The Ultimate Tour was a reunion tour in 2006 by British pop group, Take That. The tour, featuring four of the original members of the group: Gary Barlow, Howard Donald, Jason Orange and Mark Owen, ran for a total of 33 shows in Britain and Ireland. Sugababes were the supporting act for that year. Each member of the band received £1,500,000 from the tour after tax.

History
The Ultimate Tour was the first time that Take That had performed together since they split in 1996. The show featured all the original members of the group, except Robbie Williams who quit the group in 1995. At a press conference in London on 25 November 2005 the group front man Gary Barlow announced: "Thanks for giving us the last 10 years off but unfortunately the rumours are true. Take That are going back on tour." The news came after renewed interest in the group following a televised documentary proved to be a ratings success and their album Never Forget – The Ultimate Collection peaked at #2 in the UK Albums Chart. The tour was originally scheduled to be an 11 date arena tour but after they sold out within 30 minutes of going on sale, more dates were immediately added as promoters doubled the number of shows. The group sold 275,000 tickets in the space of under 3 hours, ironically making it the second fastest tour of 2005 behind former member Robbie Williams' solo tour. Such was the level of interest in the tour, promoters were forced to add further dates to the tour, this time in Stadium venues. Dates at the new Wembley Stadium, Etihad Stadium in Manchester and the Millennium Stadium in Cardiff were all announced. When Wembley Stadium sold out in just 30 minutes, further more dates at Wembley and Manchester were announced. In March 2006, the dates at Wembley Stadium were rescheduled to the National Bowl in Milton Keynes due to the delay in the construction of Wembley Stadium.

Supporting acts
The main support act for The Ultimate Tour was British soul singer, Beverley Knight.
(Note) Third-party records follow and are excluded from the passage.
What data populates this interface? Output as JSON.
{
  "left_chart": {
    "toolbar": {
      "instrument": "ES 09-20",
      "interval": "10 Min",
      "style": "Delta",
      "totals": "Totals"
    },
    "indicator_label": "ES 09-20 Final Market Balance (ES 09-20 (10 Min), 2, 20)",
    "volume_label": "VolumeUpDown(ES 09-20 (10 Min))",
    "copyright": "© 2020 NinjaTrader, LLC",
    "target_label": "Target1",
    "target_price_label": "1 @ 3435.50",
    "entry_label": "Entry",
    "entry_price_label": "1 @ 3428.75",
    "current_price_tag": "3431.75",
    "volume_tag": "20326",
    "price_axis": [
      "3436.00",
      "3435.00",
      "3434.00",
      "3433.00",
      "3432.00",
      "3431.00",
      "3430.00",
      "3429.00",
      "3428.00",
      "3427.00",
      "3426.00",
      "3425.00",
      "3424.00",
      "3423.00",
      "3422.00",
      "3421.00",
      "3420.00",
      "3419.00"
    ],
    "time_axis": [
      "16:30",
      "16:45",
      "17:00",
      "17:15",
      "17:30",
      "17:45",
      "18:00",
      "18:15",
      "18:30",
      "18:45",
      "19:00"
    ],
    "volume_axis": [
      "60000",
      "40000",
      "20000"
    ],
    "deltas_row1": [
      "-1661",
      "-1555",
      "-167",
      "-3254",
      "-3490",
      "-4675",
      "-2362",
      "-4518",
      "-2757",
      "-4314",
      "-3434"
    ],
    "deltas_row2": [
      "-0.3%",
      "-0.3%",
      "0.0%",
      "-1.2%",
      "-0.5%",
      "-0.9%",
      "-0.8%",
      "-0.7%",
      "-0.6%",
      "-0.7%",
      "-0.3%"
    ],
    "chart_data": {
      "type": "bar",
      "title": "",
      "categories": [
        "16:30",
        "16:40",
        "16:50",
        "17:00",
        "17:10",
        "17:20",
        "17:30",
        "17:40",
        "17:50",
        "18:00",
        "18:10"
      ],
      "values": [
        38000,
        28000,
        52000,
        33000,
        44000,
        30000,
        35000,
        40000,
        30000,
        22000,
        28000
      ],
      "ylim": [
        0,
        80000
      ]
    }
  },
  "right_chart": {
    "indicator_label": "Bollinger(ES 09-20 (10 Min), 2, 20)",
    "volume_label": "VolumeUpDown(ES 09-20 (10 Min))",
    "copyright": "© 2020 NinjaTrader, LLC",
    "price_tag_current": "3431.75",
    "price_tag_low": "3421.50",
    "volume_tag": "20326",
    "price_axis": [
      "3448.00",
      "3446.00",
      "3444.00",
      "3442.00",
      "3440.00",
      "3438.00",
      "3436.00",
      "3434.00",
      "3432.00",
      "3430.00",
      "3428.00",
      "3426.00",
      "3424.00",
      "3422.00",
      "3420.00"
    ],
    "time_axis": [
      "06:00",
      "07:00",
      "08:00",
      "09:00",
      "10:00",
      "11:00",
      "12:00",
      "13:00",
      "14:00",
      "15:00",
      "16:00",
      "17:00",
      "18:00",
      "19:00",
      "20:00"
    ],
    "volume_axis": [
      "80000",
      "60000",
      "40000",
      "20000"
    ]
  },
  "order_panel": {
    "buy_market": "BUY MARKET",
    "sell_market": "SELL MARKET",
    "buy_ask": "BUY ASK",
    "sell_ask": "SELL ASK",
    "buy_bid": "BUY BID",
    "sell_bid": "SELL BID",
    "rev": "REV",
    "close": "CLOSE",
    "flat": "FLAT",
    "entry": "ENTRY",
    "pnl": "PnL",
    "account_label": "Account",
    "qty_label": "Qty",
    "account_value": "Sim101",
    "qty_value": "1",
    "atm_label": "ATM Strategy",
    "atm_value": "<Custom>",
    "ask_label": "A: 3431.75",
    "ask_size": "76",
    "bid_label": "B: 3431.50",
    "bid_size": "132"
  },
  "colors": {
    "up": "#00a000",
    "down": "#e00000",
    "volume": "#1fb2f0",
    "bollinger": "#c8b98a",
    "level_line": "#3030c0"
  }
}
Knight was originally scheduled to perform only on the arena dates of the tour, but proved so popular with audiences that she was invited to play the stadium shows as well. As well as playing her own set, Knight provided backing vocals for Take That during "Once You've Tasted Love" and gave a spoken introduction to "Relight My Fire", as well as singing Lulu's vocals from the same song at the arena shows. At the stadium dates, Lulu performed her own vocals for "Relight My Fire" and Knight only performed the introduction. Knight also appeared during the finale song, "Never Forget". The other support act for the five British stadium dates at the end of the tour was British girl group Sugababes, and the singer Lulu made a guest appearance during Take That's show to sing her part on "Relight My Fire". The Pussycat Dolls supported the band upon their return to Ireland and the last date of the tour.

Setlist
 Band Manufactured Opening - "O Verona"
 "Once You've Tasted Love" (featuring Beverley Knight)
 "Pray"
 "Today I've Lost You"
 "Why Can't I Wake Up with You"
 "It Only Takes a Minute" (tango version)
 "Babe"
 "Everything Changes"
 "A Million Love Songs"
 "The Beatles" Medley ("I Want to Hold Your Hand"/"A Hard Day's Night"/"She Loves You"/"I Feel Fine"/"Get Back"/"Hey Jude")
 "How Deep is Your Love?"
 "Love Ain't Here Anymore"
 "Apache 2006" (contains elements of "These Are The Days Of Our Lives")
 "Sure"
 "Relight My Fire" (featuring Beverley Knight & Lulu)
 "Let It Rain"
 "Back For Good"
 "Could It Be Magic" (with Robbie Williams video intro)
 "Never Forget"

Tour dates

Box office score data

Band
Musical director, keyboards, guitar, sax: Mike Stevens
Guitar: Milton McDonald
Bass guitar: Lee Pomeroy
Drums: Donavan Hepburn
Percussion: Karlos Edwards 
Keyboards: Jamie Norton, Bernie Smith

DVD release
The concerts on 17 and 18 June at the Etihad Stadium in Manchester were recorded for a subsequent DVD HD DVD and Blu-ray releases, special limited-edition package also contains a live CD with five songs from the show. An edited version of the show was broadcast on British channel ITV2 during Christmas time that year.

Critical response
The tour garnered generally favourable reviews. In his review of the Manchester leg, Chris Long of the BBC wrote that the tour was the "biggest thing to hit Manchester in recent years" and called it "a flawless performance".